I concede that the second sentence of the Marriage Protection/ Federal Marriage Amendment (henceforth called "the Amendment") -- "Neither this Constitution, nor the constitution of any State, shall be construed to require that marriage or the legal incidents thereof be conferred upon any union other than the union of a man and a woman" -- is reasonably read as an attempt to keep the judiciary from interpreting federal and state constitutions to require legal recognition of same-sex marriage. Indeed, inasmuch as one believes there is a serious problem with current standards of judicial review, I would advocate expanding the Amendment to prevent judges from finding a right to integrated education, contraception, interracial marriage, etc. in constitutions either.

However, I simply cannot see the first part of the Amendment in that light at all, though I have heard the argument that "Marriage in the United States shall consist only of the union of a man and a woman" is justified by being a slap in the face to an out-of-control judiciary. In this view, the ominous advance of judicial activism, from discredited Lochner, to popularly accepted Brown, Griswold and Loving, to controversial Roe, Lawrence and Goodridge, is so in need of essentially symbolic restraint that the effect the Amendment has upon actual human beings is swept away in the wave of that rhetorical necessity.

A more rational conservative perspective comes from Charles Krauthammer, who does not appear to be a supporter of same-sex unions even if they arrive through legislation.

So why not have a federal constitutional amendment and smite the arrogant solons of Massachusetts, Nebraska and Georgia, and those yet to come, all at once?

Because it is an odd solution for a popular-sovereignty problem to take the gay-marriage issue completely out of the hands of the people. Once the constitutional amendment is passed, should the current ethos about gay marriage change, no people in any state could ever permit gay marriage.

The amendment actually ends up defeating the principle it sets out to uphold. The solution to judicial overreaching is to change the judiciary, not to undo every act of judicial arrogance with a policy-specific constitutional amendment. Where does it end? Yesterday it was school busing and abortion. Today it is flag burning and gay marriage.

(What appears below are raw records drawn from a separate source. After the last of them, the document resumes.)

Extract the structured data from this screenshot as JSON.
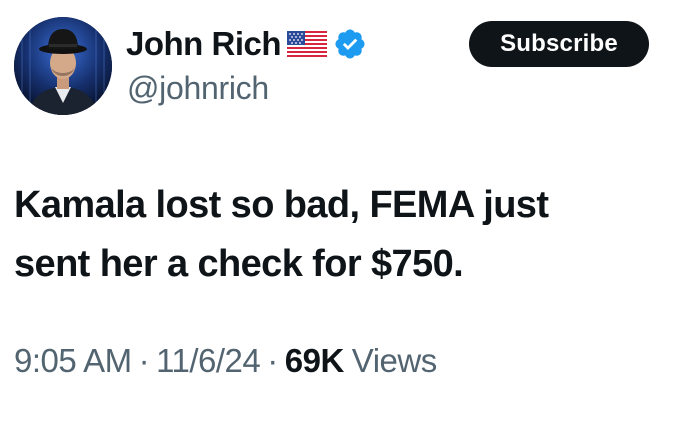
{
  "author": {
    "display_name": "John Rich",
    "handle": "@johnrich",
    "flag_icon": "us-flag-icon",
    "verified_icon": "verified-badge-icon",
    "verified_color": "#1d9bf0",
    "avatar_icon": "profile-photo"
  },
  "actions": {
    "subscribe_label": "Subscribe"
  },
  "tweet": {
    "lines": [
      "Kamala lost so bad, FEMA just",
      "sent her a check for $750."
    ]
  },
  "meta": {
    "time": "9:05 AM",
    "separator": "·",
    "date": "11/6/24",
    "views_count": "69K",
    "views_label": "Views"
  },
  "colors": {
    "text_primary": "#0f1419",
    "text_secondary": "#536471",
    "button_bg": "#0f1419",
    "button_text": "#ffffff"
  }
}
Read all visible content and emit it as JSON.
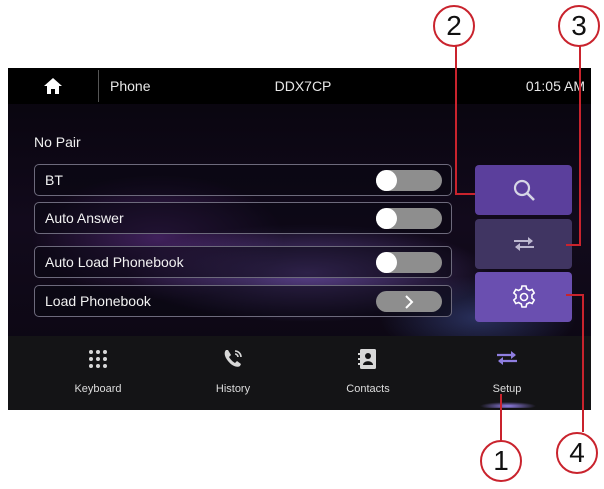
{
  "topbar": {
    "home_icon": "home-icon",
    "title": "Phone",
    "device": "DDX7CP",
    "time": "01:05 AM"
  },
  "status": "No Pair",
  "settings": [
    {
      "label": "BT",
      "control": "toggle"
    },
    {
      "label": "Auto Answer",
      "control": "toggle"
    },
    {
      "label": "Auto Load Phonebook",
      "control": "toggle"
    },
    {
      "label": "Load Phonebook",
      "control": "arrow"
    }
  ],
  "side_buttons": [
    {
      "icon": "search-icon"
    },
    {
      "icon": "swap-icon"
    },
    {
      "icon": "gear-icon"
    }
  ],
  "nav": [
    {
      "label": "Keyboard",
      "icon": "keypad-icon"
    },
    {
      "label": "History",
      "icon": "phone-history-icon"
    },
    {
      "label": "Contacts",
      "icon": "contacts-icon"
    },
    {
      "label": "Setup",
      "icon": "swap-icon"
    }
  ],
  "callouts": [
    "1",
    "2",
    "3",
    "4"
  ],
  "colors": {
    "accent": "#6a4fb0",
    "accent_dim": "#4a3d78",
    "callout": "#c9232d"
  }
}
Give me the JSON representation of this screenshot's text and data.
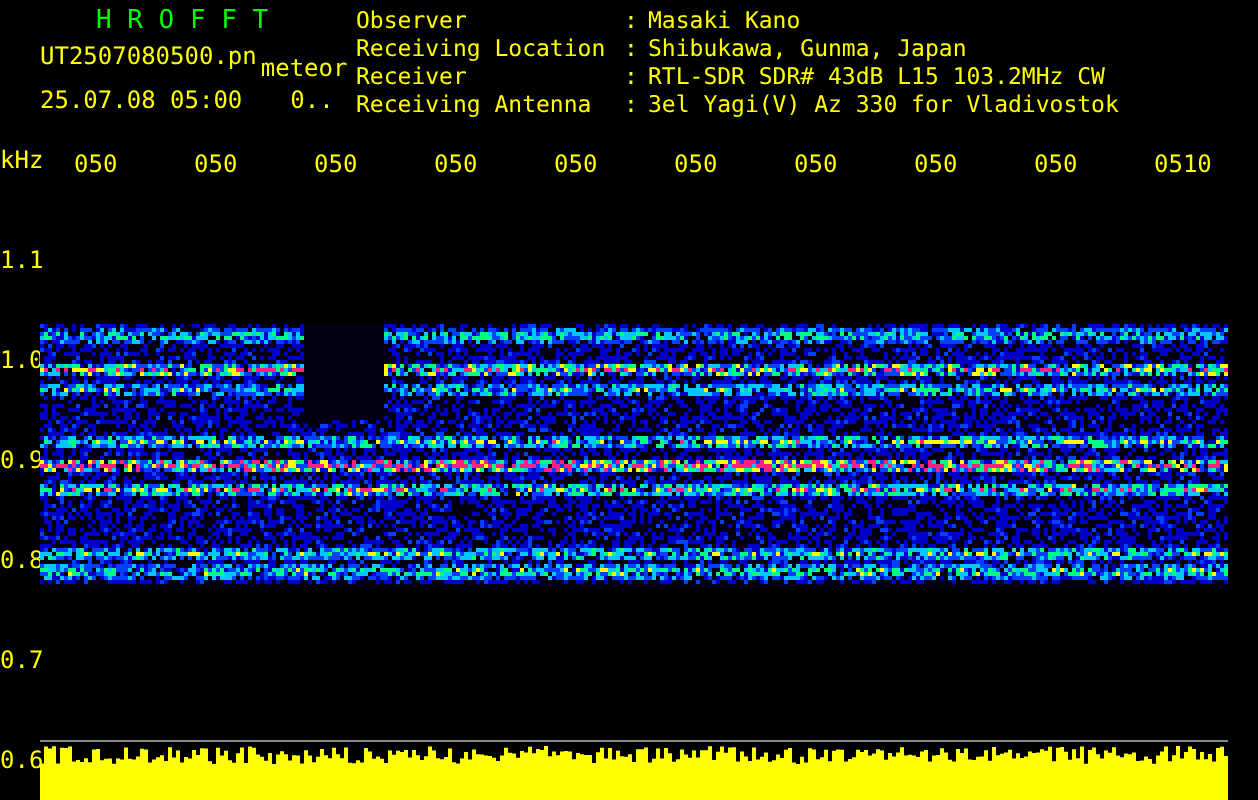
{
  "app_title": "H R O F F T",
  "file": {
    "name": "UT2507080500.pn",
    "tag": "meteor"
  },
  "timestamp": "25.07.08 05:00",
  "count": "0..",
  "info": [
    {
      "label": "Observer",
      "sep": ":",
      "value": "Masaki Kano"
    },
    {
      "label": "Receiving Location",
      "sep": ":",
      "value": "Shibukawa, Gunma, Japan"
    },
    {
      "label": "Receiver",
      "sep": ":",
      "value": "RTL-SDR SDR# 43dB L15 103.2MHz CW"
    },
    {
      "label": "Receiving Antenna",
      "sep": ":",
      "value": "3el Yagi(V) Az 330 for Vladivostok"
    }
  ],
  "y_axis": {
    "unit": "kHz",
    "labels": [
      "1.1",
      "1.0",
      "0.9",
      "0.8",
      "0.7",
      "0.6"
    ]
  },
  "time_labels": [
    "050",
    "050",
    "050",
    "050",
    "050",
    "050",
    "050",
    "050",
    "050",
    "0510"
  ]
}
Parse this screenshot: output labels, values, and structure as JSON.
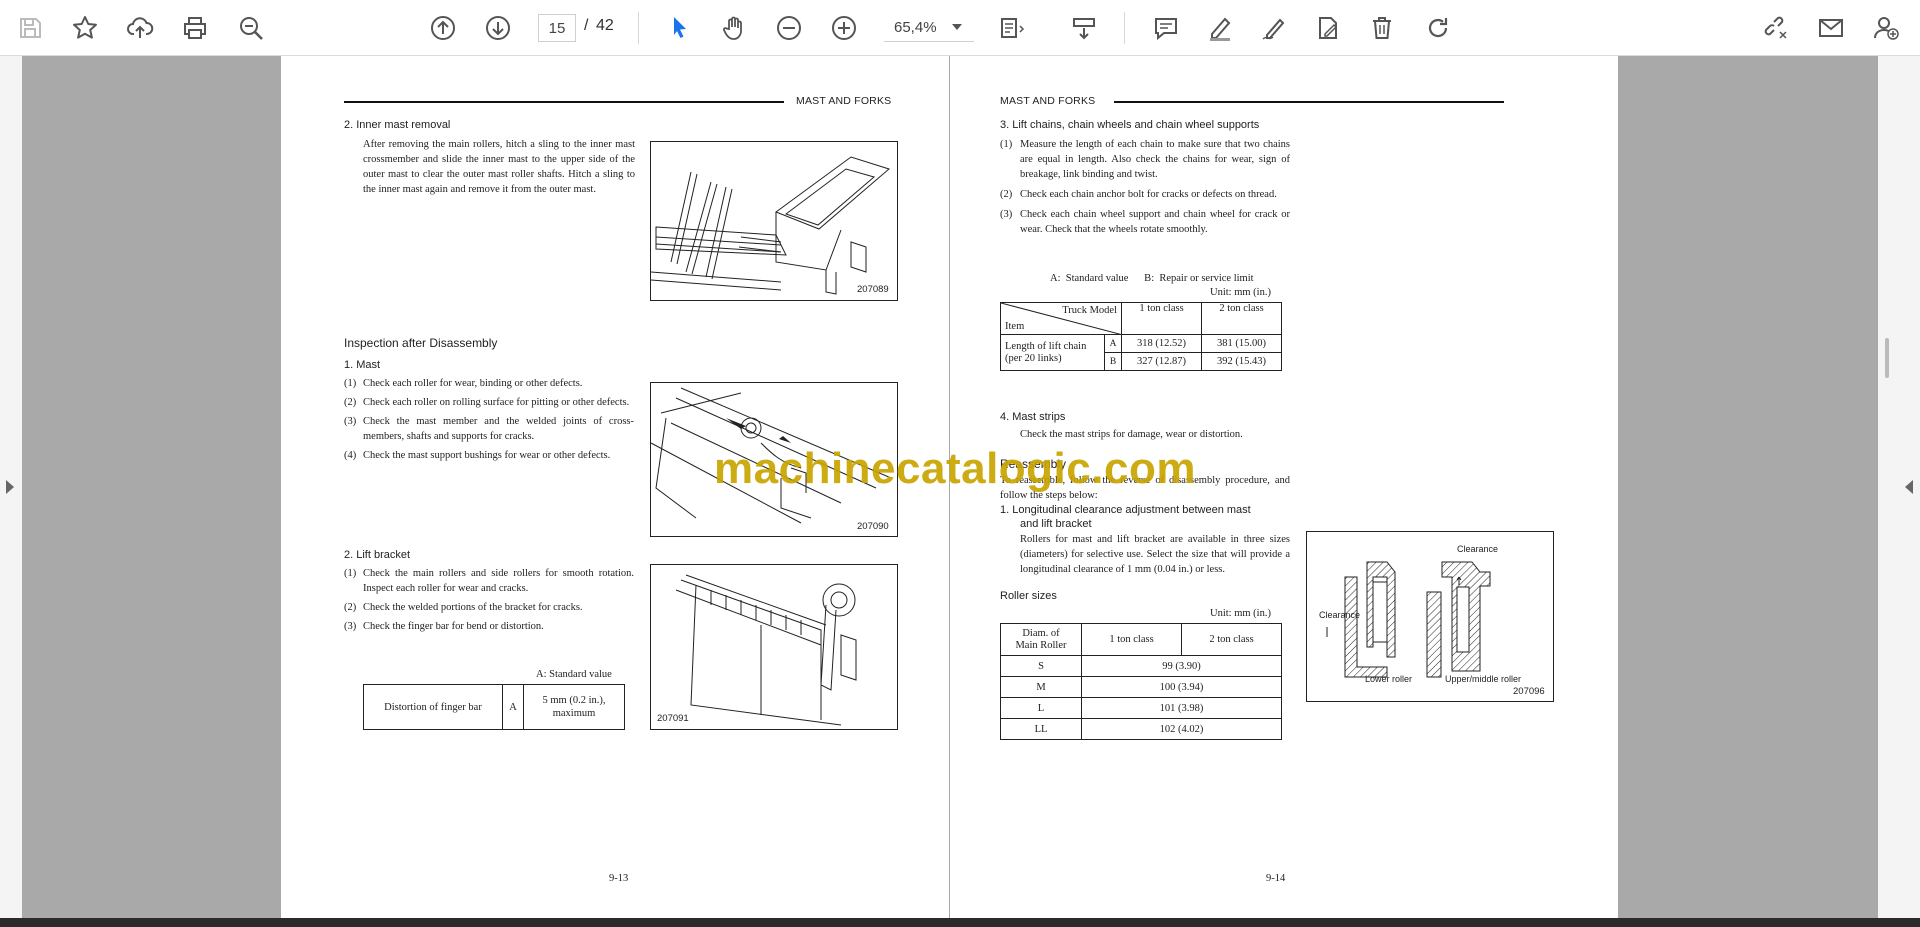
{
  "toolbar": {
    "page_current": "15",
    "page_separator": "/",
    "page_total": "42",
    "zoom": "65,4%",
    "accent_color": "#1a73e8"
  },
  "left_page": {
    "header": "MAST AND FORKS",
    "s1_title": "2.   Inner mast removal",
    "s1_body": "After removing the main rollers, hitch a sling to the inner mast crossmember and slide the inner mast to the upper side of the outer mast to clear the outer mast roller shafts.  Hitch a sling to the inner mast again and remove it from the outer mast.",
    "fig1": "207089",
    "inspection_title": "Inspection after Disassembly",
    "s2_title": "1.   Mast",
    "mast_items": [
      {
        "n": "(1)",
        "text": "Check each roller for wear, binding or other defects."
      },
      {
        "n": "(2)",
        "text": "Check each roller on rolling surface for pitting or other defects."
      },
      {
        "n": "(3)",
        "text": "Check the mast member and the welded joints of cross-members, shafts and supports for cracks."
      },
      {
        "n": "(4)",
        "text": "Check the mast support bushings for wear or other defects."
      }
    ],
    "fig2": "207090",
    "s3_title": "2.   Lift bracket",
    "bracket_items": [
      {
        "n": "(1)",
        "text": "Check the main rollers and side rollers for smooth rotation.  Inspect each roller for wear and cracks."
      },
      {
        "n": "(2)",
        "text": "Check the welded portions of the bracket for cracks."
      },
      {
        "n": "(3)",
        "text": "Check the finger bar for bend or distortion."
      }
    ],
    "std_label": "A:  Standard value",
    "table": {
      "item": "Distortion of finger bar",
      "code": "A",
      "value_line1": "5 mm (0.2 in.),",
      "value_line2": "maximum"
    },
    "fig3": "207091",
    "page_number": "9-13"
  },
  "right_page": {
    "header": "MAST AND FORKS",
    "s1_title": "3.   Lift chains, chain wheels and chain wheel supports",
    "items": [
      {
        "n": "(1)",
        "text": "Measure the length of each chain to make sure that two chains are equal in length.  Also check the chains for wear, sign of breakage, link binding and twist."
      },
      {
        "n": "(2)",
        "text": "Check each chain anchor bolt for cracks or defects on thread."
      },
      {
        "n": "(3)",
        "text": "Check each chain wheel support and chain wheel for crack or wear.  Check that the wheels rotate smoothly."
      }
    ],
    "legend": "A:  Standard value      B:  Repair or service limit",
    "unit": "Unit:  mm (in.)",
    "chain_table": {
      "corner_top": "Truck Model",
      "corner_bottom": "Item",
      "col1": "1 ton class",
      "col2": "2 ton class",
      "row_label_line1": "Length of lift chain",
      "row_label_line2": "(per 20 links)",
      "rows": [
        {
          "code": "A",
          "v1": "318 (12.52)",
          "v2": "381 (15.00)"
        },
        {
          "code": "B",
          "v1": "327 (12.87)",
          "v2": "392 (15.43)"
        }
      ]
    },
    "s2_title": "4.   Mast strips",
    "s2_body": "Check the mast strips for damage, wear or distortion.",
    "reassembly_title": "Reassembly",
    "reassembly_body": "To reassemble, follow the reverse of disassembly procedure, and follow the steps below:",
    "s3_title_line1": "1.   Longitudinal clearance adjustment between mast",
    "s3_title_line2": "and lift bracket",
    "s3_body": "Rollers for mast and lift bracket are available in three sizes (diameters) for selective use.  Select the size that will provide a longitudinal clearance of 1 mm (0.04 in.) or less.",
    "roller_title": "Roller sizes",
    "roller_unit": "Unit:  mm (in.)",
    "roller_table": {
      "h1_line1": "Diam. of",
      "h1_line2": "Main Roller",
      "h2": "1 ton class",
      "h3": "2 ton class",
      "rows": [
        {
          "size": "S",
          "value": "99 (3.90)"
        },
        {
          "size": "M",
          "value": "100 (3.94)"
        },
        {
          "size": "L",
          "value": "101 (3.98)"
        },
        {
          "size": "LL",
          "value": "102 (4.02)"
        }
      ]
    },
    "fig": {
      "clearance_top": "Clearance",
      "clearance_left": "Clearance",
      "lower_roller": "Lower roller",
      "upper_roller": "Upper/middle roller",
      "number": "207096"
    },
    "page_number": "9-14"
  },
  "watermark": "machinecatalogic.com"
}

It won't end until the Constitution becomes pockmarked with endless policy amendments. The Constitution was never intended to set social policy. Its purpose is to (a) establish the rules of governance and (b) secure for the individual citizen rights against the power of the state. It defaces the Constitution to turn it into a super-legislative policy document.

This is not perfectly correct; people could permit gay marriage once they overturned the Amendment, in 18th-erased-by-21st fashion. However, to put language into the Constitution that one thinks is likely to be found permanently undesirable by a super-majority of the next generation of Americans is a childish response to the judiciary: If you don't respect the Constitution, then I won't either, so there!

Krauthammer's position is shared by John McCain, who opposed the amendment despite his belief that "marriage should be reserved for the union of a man and a woman," because "I disagree that the current Constitutional structure provides insufficient mechanisms for ensuring that the public meaning of marriage is not tampered with by activist judges."

The presence of the first sentence of the Amendment, rather than being an appropriate limitation on the power of the third branch, instead is the occasion for a round of conservative celebration of their own straightness.
David Vitter (R-LA): "I don't believe there's any issue that's more important than this one."
John Thune (R-SD): "The federal marriage amendment debate simply is an opportunity for us to affirm our support for marriage."
James Inhofe (R-OK), who used a family photo as an exhibit in Senate debate: "I'm really proud to say that in the recorded history of our family, we've never had a divorce or any kind of a homosexual relationship. So I think that maybe I'm the wrong one to be doing this since I come with such a strong prejudice for strong families."